Relying on the French (and possibly others including the Chinese as time goes on) for the supply of reactors, when the UK was at one point the world leader in this technology, is symptomatic of systemic government incompetence and ideology which is not actually reserved to just one party.
Remember that it was Gordon Brown’s Labour Government that decided to sell off the UK-owned reactor builder Westinghouse to the Japanese which ironically is now bidding to build at least one of the new reactors in the government’s overall programme. They’re all as barmy as each other.
But what makes this deal with the French and the Chinese even worse is that the European Pressurised Reactor design involved still burns uranium and still produces radioactive waste which, by its own admission, Westminster hasn’t got a clue what to do with.
In short, while it may have improved safety features and be more efficient it’s still an “old fashioned” and conventional reactor.
It should be interesting then, especially for us in Scotland, that in Norway a company called Thor Energy has successfully created a reactor which uses fairly conventional technology but burns a mix of Thorium and Plutonium Oxide.
Thorium fuel is safer, a lot easier to clean up and can’t be used to produce nuclear weapons.
The UK was the first country on the planet to build a commercial nuclear reactor.
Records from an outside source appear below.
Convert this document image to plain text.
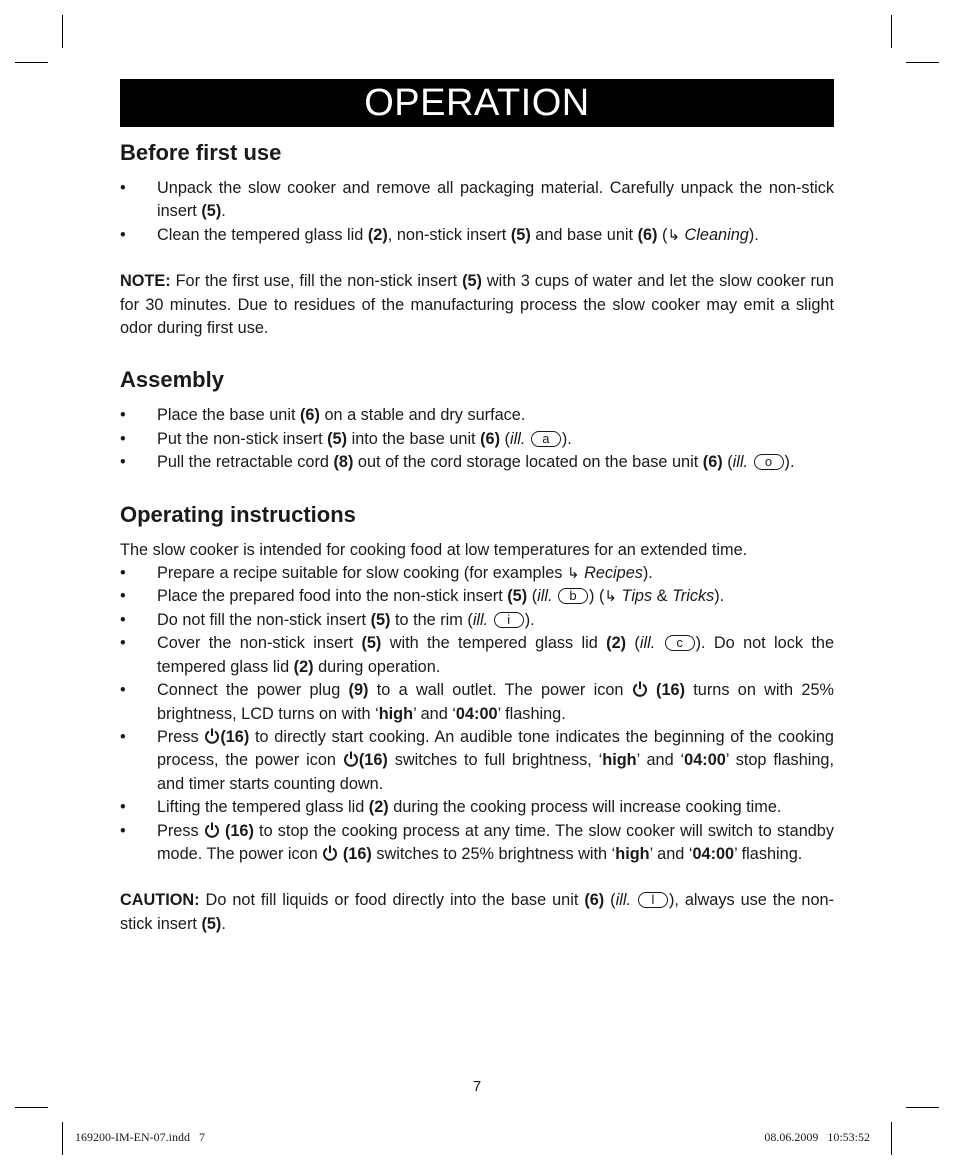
OPERATION
Before first use
• Unpack the slow cooker and remove all packaging material. Carefully unpack the non-stick insert (5).
• Clean the tempered glass lid (2), non-stick insert (5) and base unit (6) (↳ Cleaning).

NOTE: For the first use, fill the non-stick insert (5) with 3 cups of water and let the slow cooker run for 30 minutes. Due to residues of the manufacturing process the slow cooker may emit a slight odor during first use.

Assembly
• Place the base unit (6) on a stable and dry surface.
• Put the non-stick insert (5) into the base unit (6) (ill. a ).
• Pull the retractable cord (8) out of the cord storage located on the base unit (6) (ill. o ).
Operating instructions

The slow cooker is intended for cooking food at low temperatures for an extended time.

• Prepare a recipe suitable for slow cooking (for examples ↳ Recipes).
• Place the prepared food into the non-stick insert (5) (ill. b ) (↳ Tips & Tricks).
• Do not fill the non-stick insert (5) to the rim (ill. i ).
• Cover the non-stick insert (5) with the tempered glass lid (2) (ill. c ). Do not lock the tempered glass lid (2) during operation.
• Connect the power plug (9) to a wall outlet. The power icon  (16) turns on with 25% brightness, LCD turns on with ‘high’ and ‘04:00’ flashing.
• Press (16) to directly start cooking. An audible tone indicates the beginning of the cooking process, the power icon (16) switches to full brightness, ‘high’ and ‘04:00’ stop flashing, and timer starts counting down.
• Lifting the tempered glass lid (2) during the cooking process will increase cooking time.
• Press  (16) to stop the cooking process at any time. The slow cooker will switch to standby mode. The power icon  (16) switches to 25% brightness with ‘high’ and ‘04:00’ flashing.

CAUTION: Do not fill liquids or food directly into the base unit (6) (ill. l ), always use the non-stick insert (5).

7
169200-IM-EN-07.indd   7	08.06.2009   10:53:52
That it should not just abandon that important lead but could allow itself to be overtaken by a small Scandinavian country in such a relatively short time frame is not just embarrassing but inept.
As someone who was growing up at the time when Concorde took its first flight, the glorious E-Type Jaguar was introduced and the country still had a strong industrial sector I find this all very shameful.
It’s rather like watching a train wreck in slow motion except I really can’t see when or where it’s going to stop.